Actions are performed in the following order:
-
QoS input policing
-
TCP normalization, TCP and UDP connection limits and timeouts, TCP sequence number randomization, and TCP state bypass.
Note
When a the ASA performs a proxy service (such as AAA) or it modifies the TCP payload (such as FTP inspection), the TCP normalizer acts in dual mode, where it is applied before and after the proxy or payload modifying service.
-
Application inspections that can be combined with other inspections:
-
IPv6
-
IP options
-
WAAS
-
-
Application inspections that cannot be combined with other inspections. See Incompatibility of Certain Feature Actions for more information.
-
QoS output policing
-
QoS standard priority queue
Note |
NetFlow Secure Event Logging filtering and User statistics for Identity Firewall are order-independent. |
Incompatibility of Certain Feature Actions
Some features are not compatible with each other for the same traffic. The following list might not include all incompatibilities; for information about compatibility of each feature, see the chapter or section for the feature:
-
You cannot configure QoS priority queuing and QoS policing for the same set of traffic.
-
Most inspections should not be combined with another inspection, so the ASA only applies one inspection if you configure multiple inspections for the same traffic.
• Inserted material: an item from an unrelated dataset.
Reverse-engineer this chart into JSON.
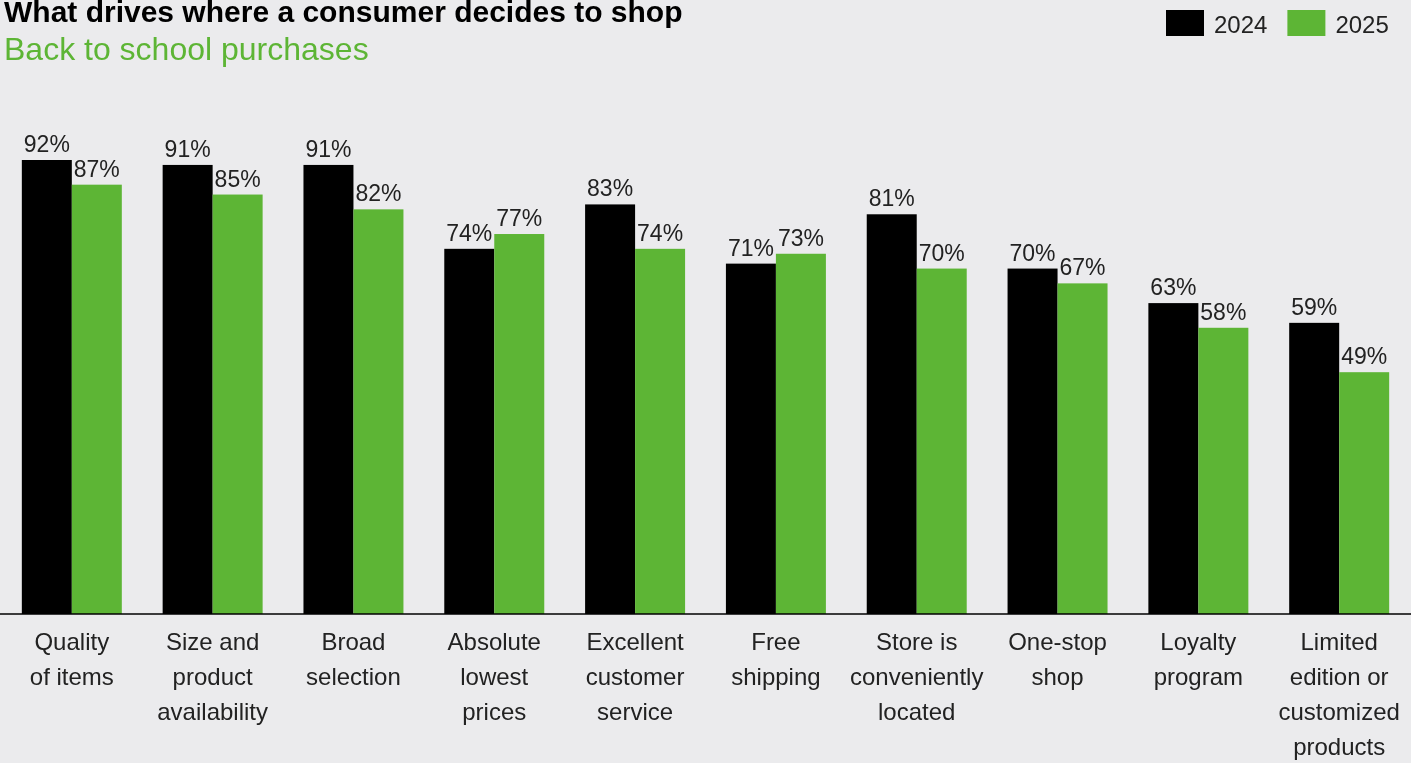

Exceptions are listed in Order in Which Multiple Feature Actions are Applied.
Note |
The match default-inspection-traffic command, which is used in the default global policy, is a special CLI shortcut to match the default ports for all inspections. When used in a policy map, this class map ensures that the correct inspection is applied to each packet, based on the destination port of the traffic. For example, when UDP traffic for port 69 reaches the ASA, then the ASA applies the TFTP inspection; when TCP traffic for port 21 arrives, then the ASA applies the FTP inspection. So in this case only, you can configure multiple inspections for the same class map. Normally, the ASA does not use the port number to determine which inspection to apply, thus giving you the flexibility to apply inspections to non-standard ports, for example. |
An example of a misconfiguration is if you configure multiple inspections in the same policy map and do not use the default-inspection-traffic shortcut. In the first example, traffic destined to port 21 is mistakenly configured for both FTP and HTTP inspection. In the second example, traffic destined to port 80 is mistakenly configured for both FTP and HTTP inspection. In both cases of misconfiguration examples, only the FTP inspection is applied, because FTP comes before HTTP in the order of inspections applied.
Example 1: Misconfiguration for FTP packets: HTTP Inspection Also Configured
class-map ftp
match port tcp eq 21
class-map http
match port tcp eq 21 [it should be 80]
policy-map test
class ftp
inspect ftp
class http
inspect http
Example 2: Misconfiguration for HTTP packets: FTP Inspection Also Configured
class-map ftp
match port tcp eq 80 [it should be 21]
class-map http
match port tcp eq 80
policy-map test
class ftp
inspect ftp
class http
inspect http
Feature Matching for Multiple Service Policies
For TCP and UDP traffic (and ICMP when you enable stateful ICMP inspection), service policies operate on traffic flows, and not just individual packets. If traffic is part of an existing connection that matches a feature in a policy on one interface, that traffic flow cannot also match the same feature in a policy on another interface; only the first policy is used.
For example, if HTTP traffic matches a policy on the inside interface to inspect HTTP traffic, and you have a separate policy on the outside interface for HTTP inspection, then that traffic is not also inspected on the egress of the outside interface. Similarly, the return traffic for that connection will not be inspected by the ingress policy of the outside interface, nor by the egress policy of the inside interface.
For traffic that is not treated as a flow, for example ICMP when you do not enable stateful ICMP inspection, returning traffic can match a different policy map on the returning interface.